Immediatamente il “New York Times”, da sempre un sostenitore dei democratici, ha pubblicato in prima pagina un appello del suo editorial board (l’insieme dei suoi opinionisti), in cui ha chiesto a Biden di rinunciare alla candidatura concludendo con parole ferme e dure, al limite del dileggio: “Se davvero pensi che l’elezione alla Casa Bianca di Donald Trump è una grave minaccia per la democrazia del Paese e va evitata a ogni costo, fatti da parte e lascia che sia qualcun altro a contendergli la presidenza”.
Inizialmente i notabili del partito, i capi dei democratici nel Congresso, Hakeem Jeffreys e Chuck Schumer, i governatori negli Stati, i possibili candidati alternativi, sono rimasti in silenzio o hanno espresso solidarietà nei confronti del loro presidente. Forse questi ultimi – Gretchen Whitmer del Michigan, Gavin Newson della California e la stessa vicepresidente Kamala Harris (ma lei almeno aveva la scusante di dover difendere d’ufficio il suo presidente) e altri – che guardano già alle prossime elezioni, quelle del 2028, non volevano bruciarsi con candidature intempestive, che sarebbero anche apparse di cattivo gusto.
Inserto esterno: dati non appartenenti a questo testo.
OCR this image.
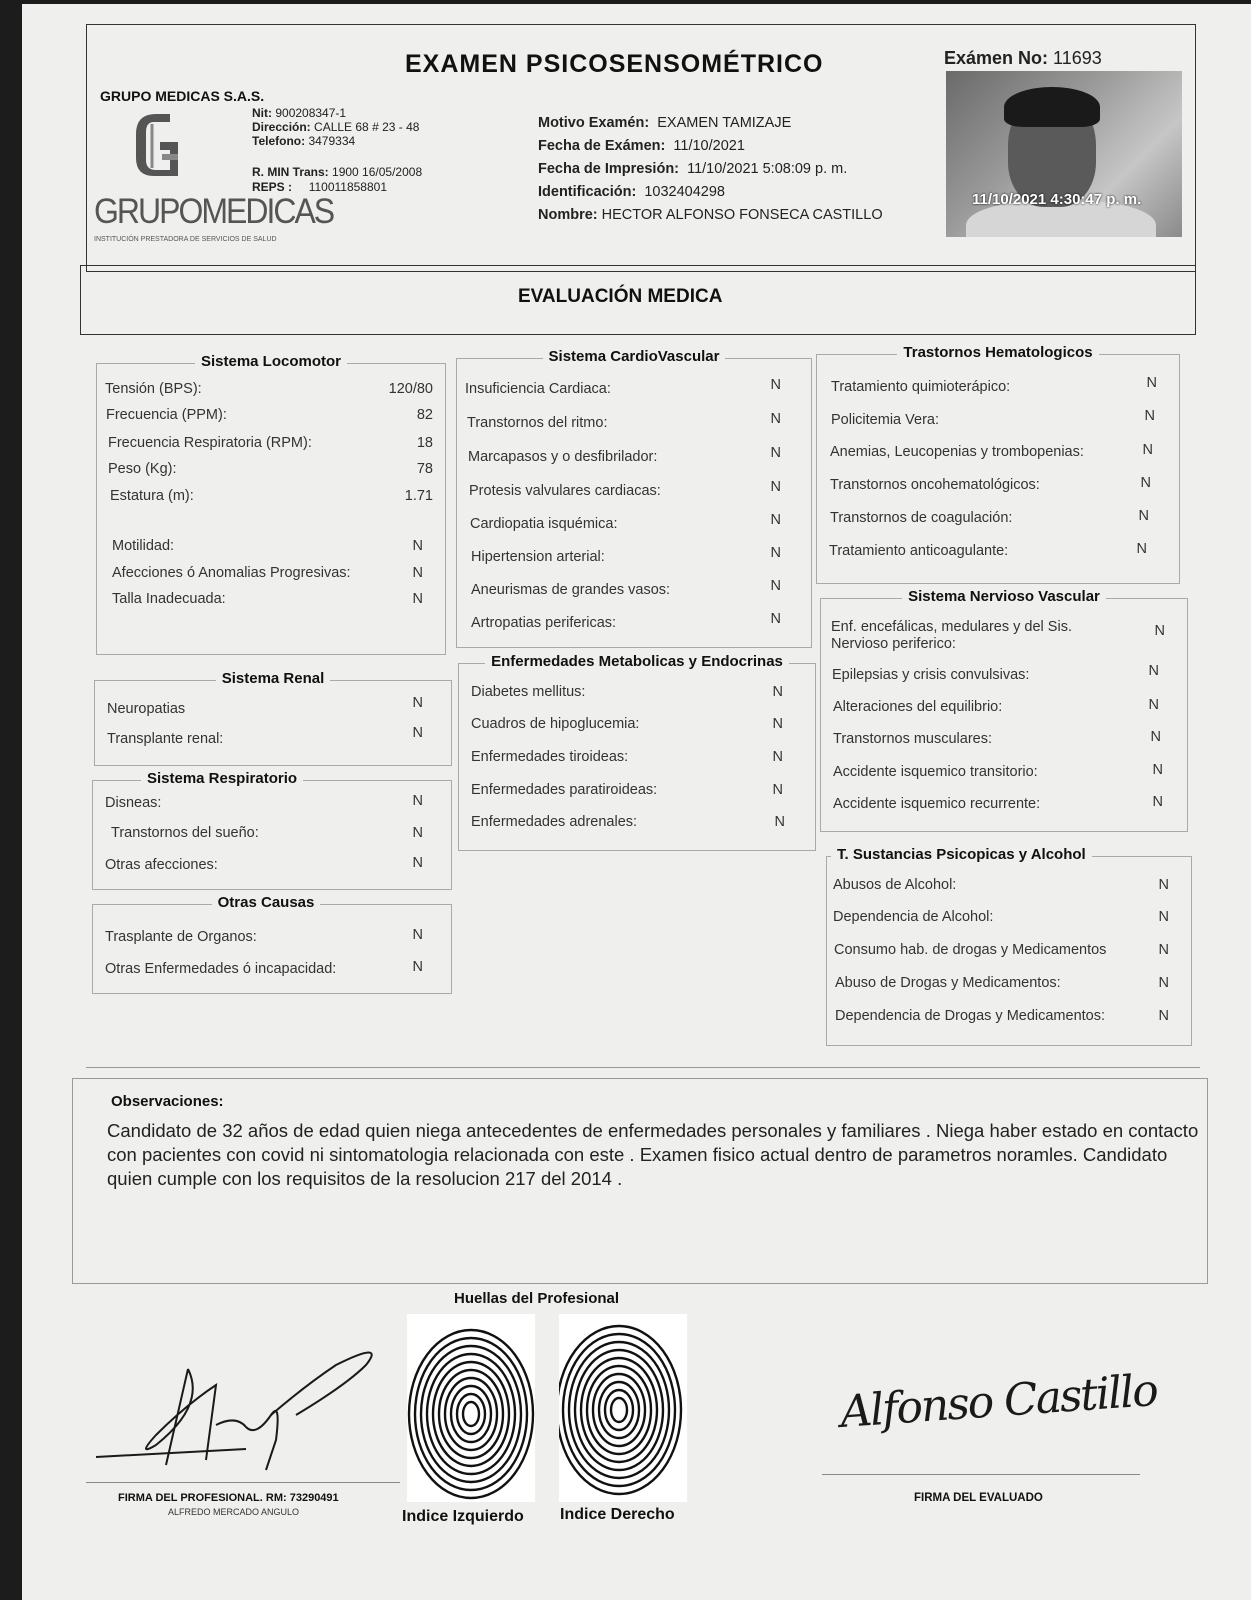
EXAMEN PSICOSENSOMÉTRICO	Exámen No: 11693
GRUPO MEDICAS S.A.S.
GRUPOMEDICAS
INSTITUCIÓN PRESTADORA DE SERVICIOS DE SALUD
Nit: 900208347-1
Dirección: CALLE 68 # 23 - 48
Telefono: 3479334
R. MIN Trans: 1900 16/05/2008
REPS : 110011858801
Motivo Examén: EXAMEN TAMIZAJE
Fecha de Exámen: 11/10/2021
Fecha de Impresión: 11/10/2021 5:08:09 p. m.
Identificación: 1032404298
Nombre: HECTOR ALFONSO FONSECA CASTILLO
11/10/2021 4:30:47 p. m.
EVALUACIÓN MEDICA
Sistema Locomotor
Tensión (BPS):	120/80
Frecuencia (PPM):	82
Frecuencia Respiratoria (RPM):	18
Peso (Kg):	78
Estatura (m):	1.71
Motilidad:	N
Afecciones ó Anomalias Progresivas:	N
Talla Inadecuada:	N
Sistema Renal
Neuropatias	N
Transplante renal:	N
Sistema Respiratorio
Disneas:	N
Transtornos del sueño:	N
Otras afecciones:	N
Otras Causas
Trasplante de Organos:	N
Otras Enfermedades ó incapacidad:	N
Sistema CardioVascular
Insuficiencia Cardiaca:	N
Transtornos del ritmo:	N
Marcapasos y o desfibrilador:	N
Protesis valvulares cardiacas:	N
Cardiopatia isquémica:	N
Hipertension arterial:	N
Aneurismas de grandes vasos:	N
Artropatias perifericas:	N
Enfermedades Metabolicas y Endocrinas
Diabetes mellitus:	N
Cuadros de hipoglucemia:	N
Enfermedades tiroideas:	N
Enfermedades paratiroideas:	N
Enfermedades adrenales:	N
Trastornos Hematologicos
Tratamiento quimioterápico:	N
Policitemia Vera:	N
Anemias, Leucopenias y trombopenias:	N
Transtornos oncohematológicos:	N
Transtornos de coagulación:	N
Tratamiento anticoagulante:	N
Sistema Nervioso Vascular
Enf. encefálicas, medulares y del Sis. Nervioso periferico:
N
Epilepsias y crisis convulsivas:	N
Alteraciones del equilibrio:	N
Transtornos musculares:	N
Accidente isquemico transitorio:	N
Accidente isquemico recurrente:	N
T. Sustancias Psicopicas y Alcohol
Abusos de Alcohol:	N
Dependencia de Alcohol:	N
Consumo hab. de drogas y Medicamentos	N
Abuso de Drogas y Medicamentos:	N
Dependencia de Drogas y Medicamentos:	N
Observaciones:
Candidato de 32 años de edad quien niega antecedentes de enfermedades personales y familiares . Niega haber estado en contacto con pacientes con covid ni sintomatologia relacionada con este . Examen fisico actual dentro de parametros noramles. Candidato quien cumple con los requisitos de la resolucion 217 del 2014 .
Huellas del Profesional
Indice Izquierdo Indice Derecho
FIRMA DEL PROFESIONAL. RM: 73290491
ALFREDO MERCADO ANGULO
Alfonso Castillo
FIRMA DEL EVALUADO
Ma tra tutti i democratici le preoccupazioni rimanevano, e sottotraccia si espandevano con i primi segnali di importanti finanziatori che incominciavano a chiedersi se i soldi investiti su Biden erano, a questo punto, ben spesi.
Si attendeva il secondo appello, un’intervista a tu per tu con un giornalista vicino ai democratici, George Stephanopulos, una settimana dopo. Com’è andata? Meglio del dibattito con Trump, ma le risposte di Biden, a tratti impermalosite, a tratti girovaganti, non hanno fugato i dubbi sul suo stato di salute. La slavina acquistava velocità. Alcuni esponenti politici democratici uscivano allo scoperto, si parlava di formare un comitato per andare alla Casa Bianca a cercare di convincere il presidente a ritirarsi. Poi si sono fatti avanti gli opinion leader, gli attori di Hollywood (George Clooney), i cantanti famosi (Taylor Swift), da ultimo il sindacato dei metalmeccanici (anche loro molto vicini ai democratici) per bocca del suo segretario generale, Shawn Fain. Tutti costoro hanno cominciato a chiedere a Biden, sempre “con rispetto”, di farsi da parte.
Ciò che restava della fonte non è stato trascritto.